MCP-Server-for-Browser-Automation by nandanadileep - MCP Server

Browser Automation MCP Server

This project implements a browser automation server using the Model Context Protocol (MCP) with Playwright for web automation.

Project Structure

MCP-Server/
├── browser_automation_server.py    # Browser automation MCP server
├── browser_automation_config.json  # Configuration for the server
├── test_browser_automation.py      # Basic test client
├── browser_automation_agent.py     # Advanced client with LLM agent
├── mcp-env/                        # Virtual environment with dependencies
└── README.md                       # This file

Features

The browser automation server provides the following tools:

start_browser() - Start a new browser instance
navigate_to_url(url) - Navigate to a specific URL
click_element(selector) - Click on an element using CSS selector
type_text(selector, text) - Type text into an input field
get_page_content() - Get the current page content
take_screenshot(filename) - Take a screenshot of the current page
close_browser() - Close the browser
browser_automation_task(task_description, website_url) - Perform a complete automation task

Setup

Virtual Environment: The project uses a virtual environment located in mcp-env/
Dependencies: The following packages are installed:
- fastmcp - For creating MCP servers
- mcp_use - For creating MCP clients and agents
- playwright - For browser automation
- langchain-ollama - For Ollama integration (optional)

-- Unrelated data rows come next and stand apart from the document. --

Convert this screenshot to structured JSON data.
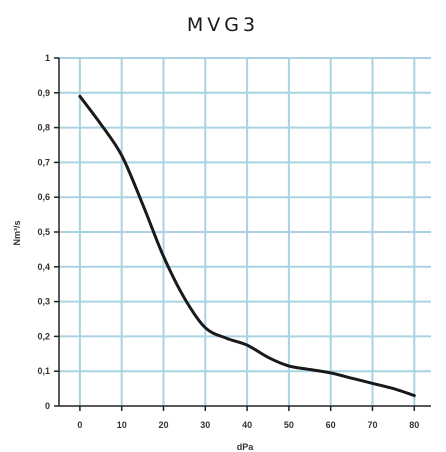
{
  "chart_data": {
    "type": "line",
    "title": "MVG3",
    "xlabel": "dPa",
    "ylabel": "Nm³/s",
    "xlim": [
      -5,
      84
    ],
    "ylim": [
      0,
      1
    ],
    "x_ticks": [
      0,
      10,
      20,
      30,
      40,
      50,
      60,
      70,
      80
    ],
    "y_ticks": [
      0,
      0.1,
      0.2,
      0.3,
      0.4,
      0.5,
      0.6,
      0.7,
      0.8,
      0.9,
      1
    ],
    "y_tick_labels": [
      "0",
      "0,1",
      "0,2",
      "0,3",
      "0,4",
      "0,5",
      "0,6",
      "0,7",
      "0,8",
      "0,9",
      "1"
    ],
    "grid": true,
    "legend": "none",
    "colors": {
      "grid": "#a9d3e3",
      "axis": "#222222",
      "line": "#1a1a1a"
    },
    "series": [
      {
        "x": [
          0,
          5,
          10,
          15,
          20,
          25,
          30,
          35,
          40,
          45,
          50,
          55,
          60,
          65,
          70,
          75,
          80
        ],
        "y": [
          0.89,
          0.81,
          0.72,
          0.58,
          0.43,
          0.31,
          0.225,
          0.195,
          0.175,
          0.14,
          0.115,
          0.105,
          0.095,
          0.08,
          0.065,
          0.05,
          0.03
        ]
      }
    ]
  }
}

Install Playwright Browsers:

source mcp-env/bin/activate
playwright install

Usage

1. Basic Test

Run the basic test to verify the browser automation works:

./mcp-env/bin/python test_browser_automation.py

This will:

Start a browser
Navigate to Google
Take a screenshot
Close the browser

2. Advanced Agent Mode

For LLM-powered browser automation, use the agent client:

./mcp-env/bin/python browser_automation_agent.py

This requires Ollama to be installed and running with the llama3.1:8b model.

3. Manual Tool Calls

You can also create your own client to make specific tool calls:

import asyncio
import json
from mcp_use import MCPClient

async def main():
    with open("browser_automation_config.json", "r") as f:
        config = json.load(f)

    client = MCPClient.from_dict(config)
    await client.create_all_sessions()
    
    session = client.get_session("browser_automation")
    
    # Start browser
    await session.call_tool("start_browser", {})
    
    # Navigate to a website
    await session.call_tool("navigate_to_url", {"url": "example.com"})
    
    # Take a screenshot
    await session.call_tool("take_screenshot", {"filename": "my_screenshot.png"})
    
    # Close browser
    await session.call_tool("close_browser", {})
    
    await client.close_all_sessions()

asyncio.run(main())

Configuration

The browser_automation_config.json file configures the MCP server:

{
  "mcpServers": {
    "browser_automation": {
      "command": "python",
      "args": ["browser_automation_server.py"]
    }
  }
}

Examples

Example 1: Simple Web Scraping

# Navigate to a website and get content
await session.call_tool("start_browser", {})
await session.call_tool("navigate_to_url", {"url": "https://example.com"})
content = await session.call_tool("get_page_content", {})
await session.call_tool("close_browser", {})

Example 2: Form Filling

# Fill out a form
await session.call_tool("start_browser", {})
await session.call_tool("navigate_to_url", {"url": "https://example.com/form"})
await session.call_tool("type_text", {"selector": "#name", "text": "John Doe"})
await session.call_tool("type_text", {"selector": "#email", "text": "john@example.com"})
await session.call_tool("click_element", {"selector": "#submit"})
await session.call_tool("close_browser", {})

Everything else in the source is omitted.